Der Sachverständige Dr. R. hat in seinem ausführlichen und nachvollziehbaren Gutachten, dem die Kammer nach eigner Prüfung folgt, eine paranoide Schizophrenie diagnostiziert, bei der eine wahnhafte Symptomatik im Vordergrund steht (ICD-10: F20.0). Aufgrund dieser Erkrankung, die das Eingangskriterium der krankhaften seelischen Störung erfüllt, sei die Steuerungsfähigkeit des Angeklagten zum Tatzeitpunkt erheblich vermindert gewesen. Eine vollständige Aufhebung der Steuerungsfähigkeit lasse sich indes ausschließen, da der Angeklagte unter anderem in der Lage gewesen sei, auf Situationsveränderungen zu reagieren (z.B. die Ankündigung der Zeugin M., ihn anzuzeigen) und sich von der Beteuerung des Zeugen K., die Zahlungsforderung zu erfüllen, zweimal habe beruhigen lassen.
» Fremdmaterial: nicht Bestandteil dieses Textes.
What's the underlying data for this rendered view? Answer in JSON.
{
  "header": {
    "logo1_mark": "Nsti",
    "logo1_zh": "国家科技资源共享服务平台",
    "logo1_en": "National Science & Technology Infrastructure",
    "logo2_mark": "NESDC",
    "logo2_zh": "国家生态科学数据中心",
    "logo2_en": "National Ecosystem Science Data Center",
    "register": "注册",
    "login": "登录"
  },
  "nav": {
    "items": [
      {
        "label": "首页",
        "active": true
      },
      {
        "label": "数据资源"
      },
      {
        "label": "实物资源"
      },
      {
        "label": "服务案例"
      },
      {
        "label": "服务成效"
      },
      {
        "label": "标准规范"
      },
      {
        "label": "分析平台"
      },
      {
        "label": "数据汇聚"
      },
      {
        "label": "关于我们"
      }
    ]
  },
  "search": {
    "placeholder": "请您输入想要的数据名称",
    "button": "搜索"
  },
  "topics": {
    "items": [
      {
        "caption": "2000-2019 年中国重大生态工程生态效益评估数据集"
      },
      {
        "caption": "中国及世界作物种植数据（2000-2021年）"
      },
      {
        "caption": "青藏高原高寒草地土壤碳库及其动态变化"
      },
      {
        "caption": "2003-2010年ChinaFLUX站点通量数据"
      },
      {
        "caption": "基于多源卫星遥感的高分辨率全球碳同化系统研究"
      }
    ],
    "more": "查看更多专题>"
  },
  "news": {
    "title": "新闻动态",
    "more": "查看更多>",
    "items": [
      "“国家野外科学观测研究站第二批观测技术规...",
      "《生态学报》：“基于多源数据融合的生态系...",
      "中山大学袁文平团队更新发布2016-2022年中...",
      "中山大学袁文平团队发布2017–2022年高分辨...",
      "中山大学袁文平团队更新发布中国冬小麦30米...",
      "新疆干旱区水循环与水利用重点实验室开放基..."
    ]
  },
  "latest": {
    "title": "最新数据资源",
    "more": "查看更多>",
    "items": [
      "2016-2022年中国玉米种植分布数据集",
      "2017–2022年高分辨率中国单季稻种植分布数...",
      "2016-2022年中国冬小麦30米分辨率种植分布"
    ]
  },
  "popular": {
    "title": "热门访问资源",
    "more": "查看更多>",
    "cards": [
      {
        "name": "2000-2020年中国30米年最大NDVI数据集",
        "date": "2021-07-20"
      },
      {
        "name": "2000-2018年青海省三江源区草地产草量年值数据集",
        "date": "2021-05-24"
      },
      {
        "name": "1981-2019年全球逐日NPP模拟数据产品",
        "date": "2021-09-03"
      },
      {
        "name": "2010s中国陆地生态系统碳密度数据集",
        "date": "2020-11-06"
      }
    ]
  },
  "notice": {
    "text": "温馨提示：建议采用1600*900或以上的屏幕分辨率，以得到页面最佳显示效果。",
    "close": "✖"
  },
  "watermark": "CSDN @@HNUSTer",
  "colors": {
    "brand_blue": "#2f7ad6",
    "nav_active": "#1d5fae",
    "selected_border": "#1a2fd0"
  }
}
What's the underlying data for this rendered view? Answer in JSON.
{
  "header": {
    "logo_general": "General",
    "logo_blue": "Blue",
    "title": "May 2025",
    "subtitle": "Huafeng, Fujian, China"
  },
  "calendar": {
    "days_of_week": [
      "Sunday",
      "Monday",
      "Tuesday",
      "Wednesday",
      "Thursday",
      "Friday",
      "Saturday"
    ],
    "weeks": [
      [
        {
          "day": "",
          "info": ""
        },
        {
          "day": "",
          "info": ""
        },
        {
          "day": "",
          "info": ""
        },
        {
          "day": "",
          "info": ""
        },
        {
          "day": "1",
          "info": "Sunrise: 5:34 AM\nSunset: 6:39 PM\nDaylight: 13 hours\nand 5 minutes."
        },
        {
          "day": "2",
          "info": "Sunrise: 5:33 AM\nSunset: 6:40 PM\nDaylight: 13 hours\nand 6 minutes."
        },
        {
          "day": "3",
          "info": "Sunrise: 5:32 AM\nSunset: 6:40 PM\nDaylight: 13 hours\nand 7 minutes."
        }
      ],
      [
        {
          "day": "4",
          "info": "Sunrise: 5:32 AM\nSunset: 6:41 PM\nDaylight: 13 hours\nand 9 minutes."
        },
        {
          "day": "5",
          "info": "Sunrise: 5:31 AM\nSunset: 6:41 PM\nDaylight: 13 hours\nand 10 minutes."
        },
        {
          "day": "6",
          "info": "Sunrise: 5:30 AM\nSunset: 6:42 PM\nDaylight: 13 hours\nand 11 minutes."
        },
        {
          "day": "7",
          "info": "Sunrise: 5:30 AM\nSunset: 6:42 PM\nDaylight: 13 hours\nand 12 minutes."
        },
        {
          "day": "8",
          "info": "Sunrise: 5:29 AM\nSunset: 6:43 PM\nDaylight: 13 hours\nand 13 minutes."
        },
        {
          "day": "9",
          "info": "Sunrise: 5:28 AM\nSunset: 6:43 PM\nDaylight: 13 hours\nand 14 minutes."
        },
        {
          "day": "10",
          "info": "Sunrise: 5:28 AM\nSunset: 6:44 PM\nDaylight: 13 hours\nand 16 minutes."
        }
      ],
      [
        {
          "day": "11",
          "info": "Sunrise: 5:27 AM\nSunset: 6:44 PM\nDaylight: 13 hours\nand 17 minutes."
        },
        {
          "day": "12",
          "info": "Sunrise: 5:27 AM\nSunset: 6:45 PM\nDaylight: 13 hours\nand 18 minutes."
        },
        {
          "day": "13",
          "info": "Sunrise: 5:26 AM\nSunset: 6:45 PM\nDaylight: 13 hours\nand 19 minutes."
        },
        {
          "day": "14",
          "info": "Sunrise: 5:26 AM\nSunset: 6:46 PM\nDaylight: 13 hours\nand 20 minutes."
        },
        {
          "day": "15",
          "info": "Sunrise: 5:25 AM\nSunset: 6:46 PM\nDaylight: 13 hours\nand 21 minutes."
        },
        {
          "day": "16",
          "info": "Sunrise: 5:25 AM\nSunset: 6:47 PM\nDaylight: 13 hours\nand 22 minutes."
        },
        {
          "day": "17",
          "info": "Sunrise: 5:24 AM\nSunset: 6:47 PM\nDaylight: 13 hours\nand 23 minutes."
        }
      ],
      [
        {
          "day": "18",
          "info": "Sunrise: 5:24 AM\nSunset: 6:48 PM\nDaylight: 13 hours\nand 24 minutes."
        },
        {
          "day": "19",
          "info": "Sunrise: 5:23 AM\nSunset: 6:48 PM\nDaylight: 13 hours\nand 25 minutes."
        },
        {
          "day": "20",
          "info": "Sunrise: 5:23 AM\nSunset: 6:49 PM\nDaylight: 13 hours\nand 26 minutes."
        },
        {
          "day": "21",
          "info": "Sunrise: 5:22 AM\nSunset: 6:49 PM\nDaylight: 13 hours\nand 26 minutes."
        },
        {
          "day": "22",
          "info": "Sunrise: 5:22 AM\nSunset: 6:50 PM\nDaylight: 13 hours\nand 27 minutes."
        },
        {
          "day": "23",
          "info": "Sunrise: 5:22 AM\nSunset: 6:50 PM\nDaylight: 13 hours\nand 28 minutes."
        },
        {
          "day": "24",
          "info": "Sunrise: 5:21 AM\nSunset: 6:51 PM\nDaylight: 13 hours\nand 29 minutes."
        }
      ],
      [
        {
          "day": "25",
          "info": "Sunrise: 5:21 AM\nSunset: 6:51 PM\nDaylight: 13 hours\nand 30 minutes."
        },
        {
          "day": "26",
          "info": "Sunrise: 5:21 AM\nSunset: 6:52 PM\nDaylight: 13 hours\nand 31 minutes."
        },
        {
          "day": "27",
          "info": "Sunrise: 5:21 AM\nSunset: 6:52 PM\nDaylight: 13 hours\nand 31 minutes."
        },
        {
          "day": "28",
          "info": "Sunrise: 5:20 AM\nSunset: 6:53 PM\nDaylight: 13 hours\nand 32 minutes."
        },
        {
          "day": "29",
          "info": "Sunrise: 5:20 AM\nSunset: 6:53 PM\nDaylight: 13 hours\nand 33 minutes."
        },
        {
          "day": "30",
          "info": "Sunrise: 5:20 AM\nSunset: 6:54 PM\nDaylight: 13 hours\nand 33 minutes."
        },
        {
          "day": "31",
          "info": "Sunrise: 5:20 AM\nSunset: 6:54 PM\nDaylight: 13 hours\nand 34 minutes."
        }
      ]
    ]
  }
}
Generell sei das Risiko, gewalttätig in Erscheinung zu treten, bei einer unbehandelten schizophrenen Psychose deutlich erhöht. Dass dies auch beim Angeklagten der Fall sei, zeige sich in diversen Vorverurteilungen wegen Körperverletzungsdelikten. Hinzu komme die vom Angeklagten in der Exploration ebenso wie in der Hauptverhandlung geschilderten Erfahrungen, sich verfolgt und bedroht zu fühlen, die sich sowohl auf wenig greifbare Institutionen wie die CIA oder die „Bundesanstalt für Wiederaufbau“ beziehen, als auch auf konkrete Personen aus seinem Umfeld, wie Nachbarn oder Vermieter. Insbesondere in Bezug auf letztere stehe es über kurz oder lang zu erwarten, dass eine vom Angeklagten in Verkennung der Realität wahrgenommene Bedrohung zu gewalttätigem Verhalten seinerseits führen werde. Dass dabei auch erhebliche Übergriffe zu erwarten seien, zeige die hier gegenständliche Tat, bei der zumindest verbal gedroht wurde, den Zeugen K. „aufzuschlitzen“ und der Zeugin M. das ungeborene Kind aus dem Leib zu schneiden.

Angesichts dessen ist der Angeklagte aufgrund seiner Erkrankung für die Allgemeinheit gefährlich. Die Anordnung der Unterbringung in einem psychiatrischen Krankenhaus ist auch verhältnismäßig. Mildere Maßnahmen, der vom Angeklagten ausgehenden Gefahr zu begegnen, sind nicht ersichtlich, zumal dieser selbst bekundet hat, die durch den behandelnden Psychiater verordneten Medikamente bereits vor längerer Zeit abgesetzt zu haben und nicht für erforderlich zu halten.

VI.

Die Kosten- und Auslagenentscheidung folgt aus §§ 465 Abs. 1, 472b StPO.